Крикливая и рукастая, а на язык таратор, и пишет стихи. Она ворожит у духовки. От духовки пылает: чего-то затеяла.
«Что сказал Маларме Верлену?[22]»
«Когда?»
«Да про стихи?»
И я вспоминаю.
«Ubi vita, ibi poesis»[23]. А Верлен ему ответил: «Et ibi prosa, ibi mors»[24].
Я раскрыл духовку. А там мой любимый яблочный воздушный пирог, и полная рюмка.
«Non solum mors, sed plurimi versus»[25].
И не успел я попробовать, как опал пирог, одна жалкая корка, а рюмка оказалась пустою.
Любопытно было посмотреть, какой Андре Жид[26], когда он остается один. Я отыскал щелку и носом приплюснулся, остря глаза. Я знал, что Андре Жид один и кроме него никого. И вижу у стола стоит Верлен. И сколько я ни вглядывался, Верлен не пропадал. И беспокойно мечется крыса.

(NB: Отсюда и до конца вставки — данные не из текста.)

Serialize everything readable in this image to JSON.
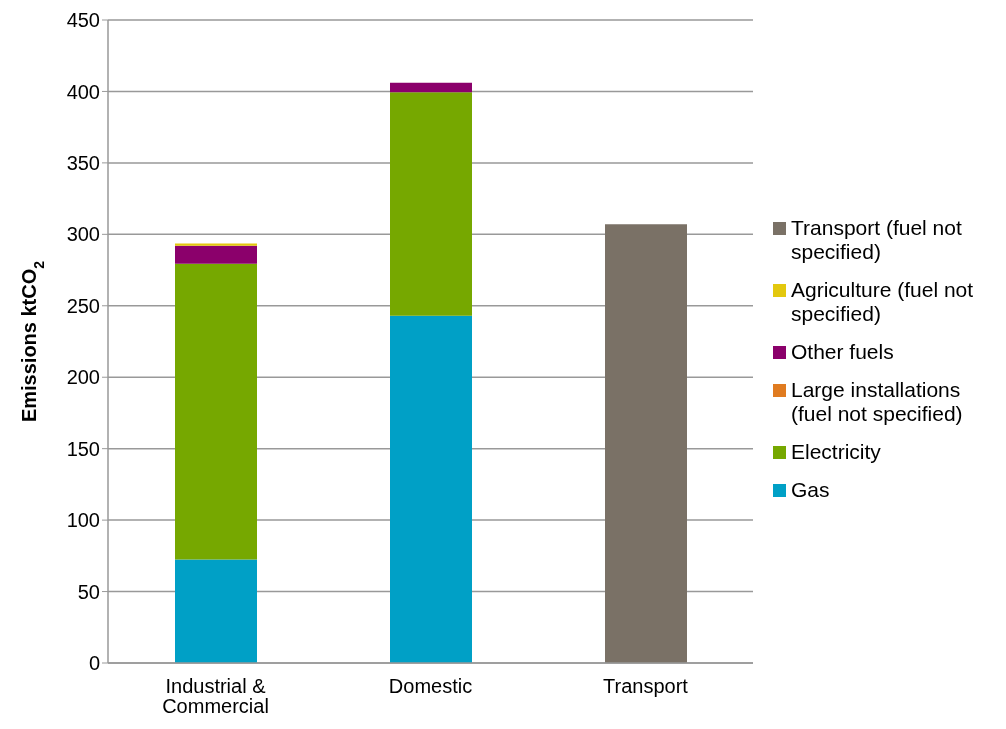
{
  "chart_data": {
    "type": "bar",
    "stacked": true,
    "ylabel": "Emissions ktCO$_{2}$",
    "categories": [
      "Industrial & Commercial",
      "Domestic",
      "Transport"
    ],
    "series": [
      {
        "name": "Gas",
        "color": "#00a0c6",
        "values": [
          72.5,
          243,
          0
        ]
      },
      {
        "name": "Electricity",
        "color": "#76a800",
        "values": [
          207,
          156.5,
          0
        ]
      },
      {
        "name": "Large installations (fuel not specified)",
        "color": "#e07b20",
        "values": [
          0,
          0,
          0
        ]
      },
      {
        "name": "Other fuels",
        "color": "#8b006b",
        "values": [
          12.5,
          6.5,
          0
        ]
      },
      {
        "name": "Agriculture (fuel not specified)",
        "color": "#e3c80e",
        "values": [
          1.5,
          0,
          0
        ]
      },
      {
        "name": "Transport (fuel not specified)",
        "color": "#7a7166",
        "values": [
          0,
          0,
          307
        ]
      }
    ],
    "ylim": [
      0,
      450
    ],
    "yticks": [
      0,
      50,
      100,
      150,
      200,
      250,
      300,
      350,
      400,
      450
    ],
    "grid": "y",
    "legend": "right"
  }
}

Это я попал ногой в нору и спугнул крысу.
«Надо ее перерубить!» говорит Верлен и, обернувшись к Андре Жиду, ударил кулаком крысу по морде. Крыса взвизгнула и я отскочил от щелки.

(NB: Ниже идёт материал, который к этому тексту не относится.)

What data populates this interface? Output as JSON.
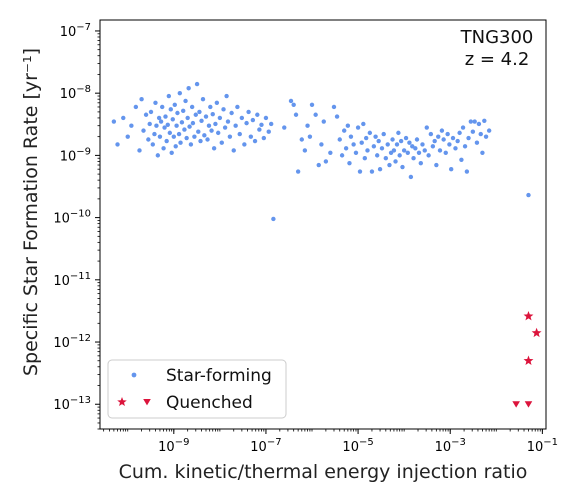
{
  "chart_data": {
    "type": "scatter",
    "xlabel": "Cum. kinetic/thermal energy injection ratio",
    "ylabel": "Specific Star Formation Rate [yr⁻¹]",
    "x_scale": "log",
    "y_scale": "log",
    "xlim": [
      2.5e-11,
      0.12
    ],
    "ylim": [
      4e-14,
      1.5e-07
    ],
    "x_ticks": [
      {
        "value": 1e-09,
        "mantissa": "10",
        "exp": "−9"
      },
      {
        "value": 1e-07,
        "mantissa": "10",
        "exp": "−7"
      },
      {
        "value": 1e-05,
        "mantissa": "10",
        "exp": "−5"
      },
      {
        "value": 0.001,
        "mantissa": "10",
        "exp": "−3"
      },
      {
        "value": 0.1,
        "mantissa": "10",
        "exp": "−1"
      }
    ],
    "y_ticks": [
      {
        "value": 1e-13,
        "mantissa": "10",
        "exp": "−13"
      },
      {
        "value": 1e-12,
        "mantissa": "10",
        "exp": "−12"
      },
      {
        "value": 1e-11,
        "mantissa": "10",
        "exp": "−11"
      },
      {
        "value": 1e-10,
        "mantissa": "10",
        "exp": "−10"
      },
      {
        "value": 1e-09,
        "mantissa": "10",
        "exp": "−9"
      },
      {
        "value": 1e-08,
        "mantissa": "10",
        "exp": "−8"
      },
      {
        "value": 1e-07,
        "mantissa": "10",
        "exp": "−7"
      }
    ],
    "annotation_lines": [
      "TNG300",
      "z = 4.2"
    ],
    "legend_position": "lower-left",
    "grid": false,
    "colors": {
      "star_forming": "#6495ed",
      "quenched": "#dc143c"
    },
    "series": [
      {
        "name": "Star-forming",
        "marker": "dot",
        "points": [
          [
            5e-11,
            3.5e-09
          ],
          [
            6e-11,
            1.5e-09
          ],
          [
            8e-11,
            4e-09
          ],
          [
            1e-10,
            2e-09
          ],
          [
            1.2e-10,
            3e-09
          ],
          [
            1.5e-10,
            6e-09
          ],
          [
            1.8e-10,
            1.2e-09
          ],
          [
            2e-10,
            8e-09
          ],
          [
            2.2e-10,
            2.5e-09
          ],
          [
            2.5e-10,
            4.5e-09
          ],
          [
            2.8e-10,
            1.8e-09
          ],
          [
            3e-10,
            3.2e-09
          ],
          [
            3.2e-10,
            5e-09
          ],
          [
            3.5e-10,
            1.5e-09
          ],
          [
            3.8e-10,
            2.2e-09
          ],
          [
            4e-10,
            7e-09
          ],
          [
            4.2e-10,
            3e-09
          ],
          [
            4.5e-10,
            1e-09
          ],
          [
            4.8e-10,
            4e-09
          ],
          [
            5e-10,
            2e-09
          ],
          [
            5.3e-10,
            3.5e-09
          ],
          [
            5.6e-10,
            6e-09
          ],
          [
            6e-10,
            1.3e-09
          ],
          [
            6.3e-10,
            2.8e-09
          ],
          [
            6.6e-10,
            4.2e-09
          ],
          [
            7e-10,
            1.7e-09
          ],
          [
            7.4e-10,
            3.1e-09
          ],
          [
            7.8e-10,
            9e-09
          ],
          [
            8.2e-10,
            2.3e-09
          ],
          [
            8.6e-10,
            5.5e-09
          ],
          [
            9e-10,
            1.1e-09
          ],
          [
            9.5e-10,
            3.8e-09
          ],
          [
            1e-09,
            2e-09
          ],
          [
            1.05e-09,
            6.5e-09
          ],
          [
            1.1e-09,
            1.4e-09
          ],
          [
            1.15e-09,
            3e-09
          ],
          [
            1.2e-09,
            4.8e-09
          ],
          [
            1.3e-09,
            2.2e-09
          ],
          [
            1.35e-09,
            1e-08
          ],
          [
            1.4e-09,
            1.6e-09
          ],
          [
            1.5e-09,
            3.4e-09
          ],
          [
            1.6e-09,
            5.2e-09
          ],
          [
            1.7e-09,
            2.6e-09
          ],
          [
            1.8e-09,
            7.5e-09
          ],
          [
            1.9e-09,
            1.9e-09
          ],
          [
            2e-09,
            4e-09
          ],
          [
            2.1e-09,
            1.2e-08
          ],
          [
            2.2e-09,
            2.9e-09
          ],
          [
            2.35e-09,
            1.5e-09
          ],
          [
            2.5e-09,
            6e-09
          ],
          [
            2.6e-09,
            3.3e-09
          ],
          [
            2.8e-09,
            2e-09
          ],
          [
            3e-09,
            4.5e-09
          ],
          [
            3.2e-09,
            1.4e-08
          ],
          [
            3.4e-09,
            2.4e-09
          ],
          [
            3.6e-09,
            5e-09
          ],
          [
            3.8e-09,
            1.7e-09
          ],
          [
            4e-09,
            3.6e-09
          ],
          [
            4.3e-09,
            8e-09
          ],
          [
            4.6e-09,
            2.1e-09
          ],
          [
            5e-09,
            4.2e-09
          ],
          [
            5.4e-09,
            1.8e-09
          ],
          [
            5.8e-09,
            3e-09
          ],
          [
            6.2e-09,
            6e-09
          ],
          [
            6.6e-09,
            2.5e-09
          ],
          [
            7e-09,
            4.6e-09
          ],
          [
            7.5e-09,
            1.3e-09
          ],
          [
            8e-09,
            3.2e-09
          ],
          [
            8.6e-09,
            7e-09
          ],
          [
            9.2e-09,
            2.3e-09
          ],
          [
            1e-08,
            4e-09
          ],
          [
            1.1e-08,
            1.6e-09
          ],
          [
            1.2e-08,
            5.5e-09
          ],
          [
            1.3e-08,
            2.8e-09
          ],
          [
            1.4e-08,
            9e-09
          ],
          [
            1.5e-08,
            3.5e-09
          ],
          [
            1.65e-08,
            2e-09
          ],
          [
            1.8e-08,
            4.8e-09
          ],
          [
            2e-08,
            1.2e-09
          ],
          [
            2.2e-08,
            3e-09
          ],
          [
            2.4e-08,
            6e-09
          ],
          [
            2.7e-08,
            2.2e-09
          ],
          [
            3e-08,
            4e-09
          ],
          [
            3.4e-08,
            1.5e-09
          ],
          [
            3.8e-08,
            3.3e-09
          ],
          [
            4.2e-08,
            5e-09
          ],
          [
            4.7e-08,
            2e-09
          ],
          [
            5.2e-08,
            3.7e-09
          ],
          [
            5.8e-08,
            1.7e-09
          ],
          [
            6.5e-08,
            4.5e-09
          ],
          [
            7.2e-08,
            2.6e-09
          ],
          [
            8e-08,
            3.1e-09
          ],
          [
            9e-08,
            1.9e-09
          ],
          [
            1e-07,
            4e-09
          ],
          [
            1.15e-07,
            2.4e-09
          ],
          [
            1.3e-07,
            3.2e-09
          ],
          [
            1.45e-07,
            9.5e-11
          ],
          [
            2.5e-07,
            2.8e-09
          ],
          [
            3.5e-07,
            7.5e-09
          ],
          [
            4e-07,
            6.5e-09
          ],
          [
            4.5e-07,
            4.5e-09
          ],
          [
            5e-07,
            5.5e-10
          ],
          [
            6e-07,
            1.8e-09
          ],
          [
            7e-07,
            1.2e-09
          ],
          [
            8e-07,
            3e-09
          ],
          [
            9e-07,
            2e-09
          ],
          [
            1e-06,
            6.5e-09
          ],
          [
            1.2e-06,
            4.5e-09
          ],
          [
            1.4e-06,
            7e-10
          ],
          [
            1.6e-06,
            1.5e-09
          ],
          [
            1.8e-06,
            3.5e-09
          ],
          [
            2e-06,
            8e-10
          ],
          [
            2.5e-06,
            1.1e-09
          ],
          [
            3e-06,
            6e-09
          ],
          [
            3.5e-06,
            4.2e-09
          ],
          [
            4e-06,
            1.8e-09
          ],
          [
            4.5e-06,
            1e-09
          ],
          [
            5e-06,
            2.5e-09
          ],
          [
            5.5e-06,
            1.3e-09
          ],
          [
            6e-06,
            3e-09
          ],
          [
            6.5e-06,
            7.5e-10
          ],
          [
            7e-06,
            2e-09
          ],
          [
            8e-06,
            1.5e-09
          ],
          [
            9e-06,
            1.1e-09
          ],
          [
            1e-05,
            2.8e-09
          ],
          [
            1.1e-05,
            5.5e-10
          ],
          [
            1.2e-05,
            1.6e-09
          ],
          [
            1.3e-05,
            3.2e-09
          ],
          [
            1.4e-05,
            9e-10
          ],
          [
            1.5e-05,
            1.9e-09
          ],
          [
            1.6e-05,
            1.2e-09
          ],
          [
            1.8e-05,
            2.3e-09
          ],
          [
            2e-05,
            5.5e-10
          ],
          [
            2.2e-05,
            1.4e-09
          ],
          [
            2.4e-05,
            2e-09
          ],
          [
            2.6e-05,
            1e-09
          ],
          [
            2.8e-05,
            1.7e-09
          ],
          [
            3e-05,
            6e-10
          ],
          [
            3.3e-05,
            1.3e-09
          ],
          [
            3.6e-05,
            2.2e-09
          ],
          [
            4e-05,
            9e-10
          ],
          [
            4.4e-05,
            1.5e-09
          ],
          [
            4.8e-05,
            7e-10
          ],
          [
            5.2e-05,
            1.1e-09
          ],
          [
            5.6e-05,
            1.8e-09
          ],
          [
            6e-05,
            1.2e-09
          ],
          [
            6.5e-05,
            8e-10
          ],
          [
            7e-05,
            1.5e-09
          ],
          [
            7.5e-05,
            2.3e-09
          ],
          [
            8e-05,
            1e-09
          ],
          [
            8.6e-05,
            1.7e-09
          ],
          [
            9.2e-05,
            6.5e-10
          ],
          [
            0.0001,
            1.2e-09
          ],
          [
            0.00011,
            1.9e-09
          ],
          [
            0.00012,
            1.1e-09
          ],
          [
            0.00013,
            1.6e-09
          ],
          [
            0.00014,
            4.5e-10
          ],
          [
            0.00015,
            1.4e-09
          ],
          [
            0.00016,
            9e-10
          ],
          [
            0.000175,
            1.3e-09
          ],
          [
            0.00019,
            1.8e-09
          ],
          [
            0.00021,
            1.1e-09
          ],
          [
            0.00023,
            7.5e-10
          ],
          [
            0.00025,
            1.5e-09
          ],
          [
            0.00028,
            1.2e-09
          ],
          [
            0.00031,
            2.8e-09
          ],
          [
            0.00034,
            1e-09
          ],
          [
            0.00038,
            2.2e-09
          ],
          [
            0.00042,
            1.4e-09
          ],
          [
            0.00046,
            1.7e-09
          ],
          [
            0.0005,
            7e-10
          ],
          [
            0.00055,
            2e-09
          ],
          [
            0.0006,
            1.2e-09
          ],
          [
            0.00066,
            2.5e-09
          ],
          [
            0.00072,
            1.8e-09
          ],
          [
            0.0008,
            1.1e-09
          ],
          [
            0.00088,
            2.2e-09
          ],
          [
            0.00096,
            1.5e-09
          ],
          [
            0.00105,
            6e-10
          ],
          [
            0.00115,
            1.9e-09
          ],
          [
            0.0013,
            1.3e-09
          ],
          [
            0.00145,
            1.7e-09
          ],
          [
            0.0016,
            2.3e-09
          ],
          [
            0.00175,
            8.5e-10
          ],
          [
            0.0019,
            2.8e-09
          ],
          [
            0.0021,
            1.4e-09
          ],
          [
            0.0023,
            5.5e-10
          ],
          [
            0.0025,
            1.9e-09
          ],
          [
            0.0028,
            3.5e-09
          ],
          [
            0.0031,
            2.4e-09
          ],
          [
            0.0034,
            3.5e-09
          ],
          [
            0.0038,
            1.6e-09
          ],
          [
            0.0042,
            3.2e-09
          ],
          [
            0.0046,
            2.2e-09
          ],
          [
            0.005,
            1.1e-09
          ],
          [
            0.0055,
            3.6e-09
          ],
          [
            0.006,
            2e-09
          ],
          [
            0.007,
            2.5e-09
          ],
          [
            0.05,
            2.3e-10
          ]
        ]
      },
      {
        "name": "Quenched",
        "marker": "star-and-triangle",
        "points": [
          {
            "x": 0.05,
            "y": 2.6e-12,
            "marker": "star"
          },
          {
            "x": 0.075,
            "y": 1.4e-12,
            "marker": "star"
          },
          {
            "x": 0.05,
            "y": 5e-13,
            "marker": "star"
          },
          {
            "x": 0.027,
            "y": 1e-13,
            "marker": "triangle-down"
          },
          {
            "x": 0.05,
            "y": 1e-13,
            "marker": "triangle-down"
          }
        ]
      }
    ]
  }
}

Корзинка с овощами: лук, петрушка и хлеб – не для меня, заберет кто-то по пути. Я иду стройкой между лесами, едва выбрался. И пошел по потолку, думаю, подкрашу: известка сшелушилась, и под ногами пылит. Входит какая-то, в руках корзинка, но не овощи и хлеб, а клубника – ягоды невиданных размеров, я понимаю, султанная. Я поблагодарил и прощаюсь. А она взяла мою руку и в палец мне шпильку; повернула руку и еще в двух местах пришила – медные кудрявые шпильки. И все мы ждем пришпиленные: сейчас нам подадут по три флакона с «конжэ»[27], по-русски «право на убирайся». И незаметно все разошлись. Вижу, кругом я один, поднялся, да не рассчитал и стукнулся лбом о стену.

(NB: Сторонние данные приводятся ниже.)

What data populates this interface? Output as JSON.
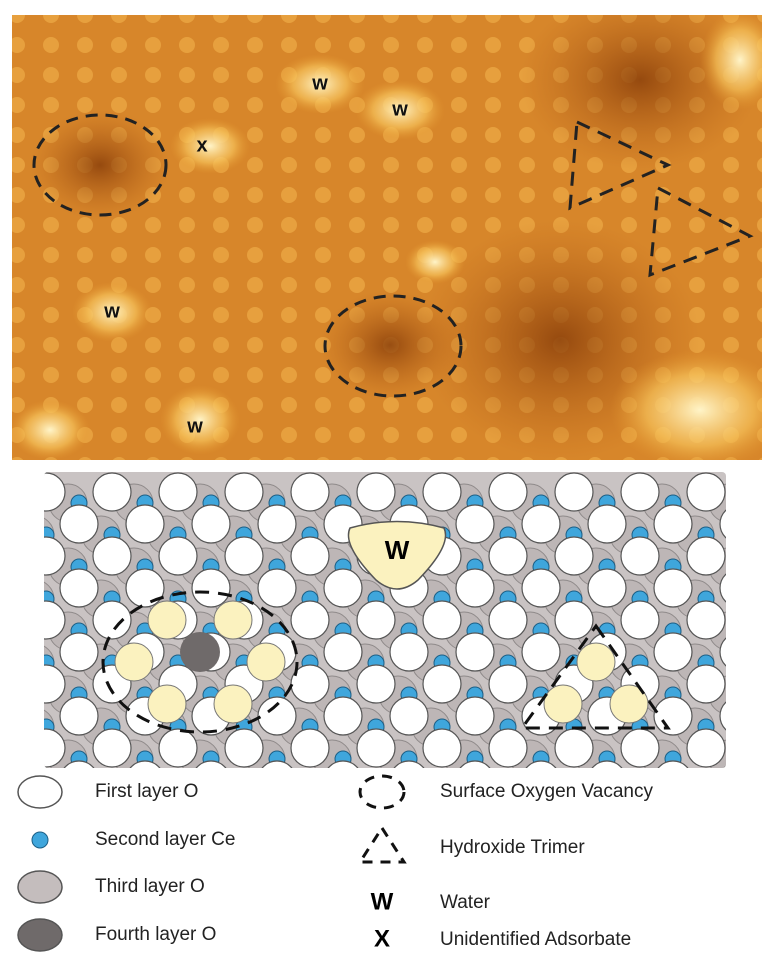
{
  "stm_image": {
    "labels": [
      "w",
      "w",
      "x",
      "w",
      "w"
    ]
  },
  "schematic": {
    "water_label": "W"
  },
  "legend": {
    "layers": [
      "First layer O",
      "Second layer Ce",
      "Third layer O",
      "Fourth layer O"
    ],
    "features": [
      {
        "label": "Surface Oxygen Vacancy"
      },
      {
        "label": "Hydroxide Trimer"
      },
      {
        "symbol": "W",
        "label": "Water"
      },
      {
        "symbol": "X",
        "label": "Unidentified Adsorbate"
      }
    ]
  }
}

Проглотить шесть франков по франку на глоток не легко, а я справился, все шесть теперь во мне. Говорят, надо обратиться к доктору. А доктор-то помер, и остались после него бисерные вышивки, а наследников не осталось. И только жареная индейка.
Но только что я полез с вилкой к любимой задней ножке, выскочил медвежонок и, взвинтясь, плюхнулся на индейку.
«Будет, думаю, медвежонку на ужин, а я успею».
А уж от медвежонка только хвостик торчит и так жалобно дрыгает и как раз над задней ножкой.
Тут доктор сгробастал индейку и медвежонка, все вместе и в портфель себе:
«Для корректуры».
На мне вишневая «обезьянья» кофта – курма[28]. В ней мне держать экзамен. Я уверен, провалюсь и домой возвращаться нечего думать.
«Я уеду за-границу, так раздумываю, там начну новую жизнь с чужим языком и никогда там не буду своим».
Паяц прыгал, ужимался, строил нос и поддаваясь мне, ускользал из рук змеей.
И я узнаю в нем автора «Матерьялы по истории русского сектантства», том сверх тысячи и примечания.
Угомонясь, он подал мне польскую газету: «Литературное обозрение».
«О Кондратии Селиванове[29], непревзойденном богоборце, а вот о вас небогоборческое!» Он ткнул пальцем в мелкий текст.
И сразу мне бросилось в глаза, что всюду напечатано вместо Ремизов – Емизов.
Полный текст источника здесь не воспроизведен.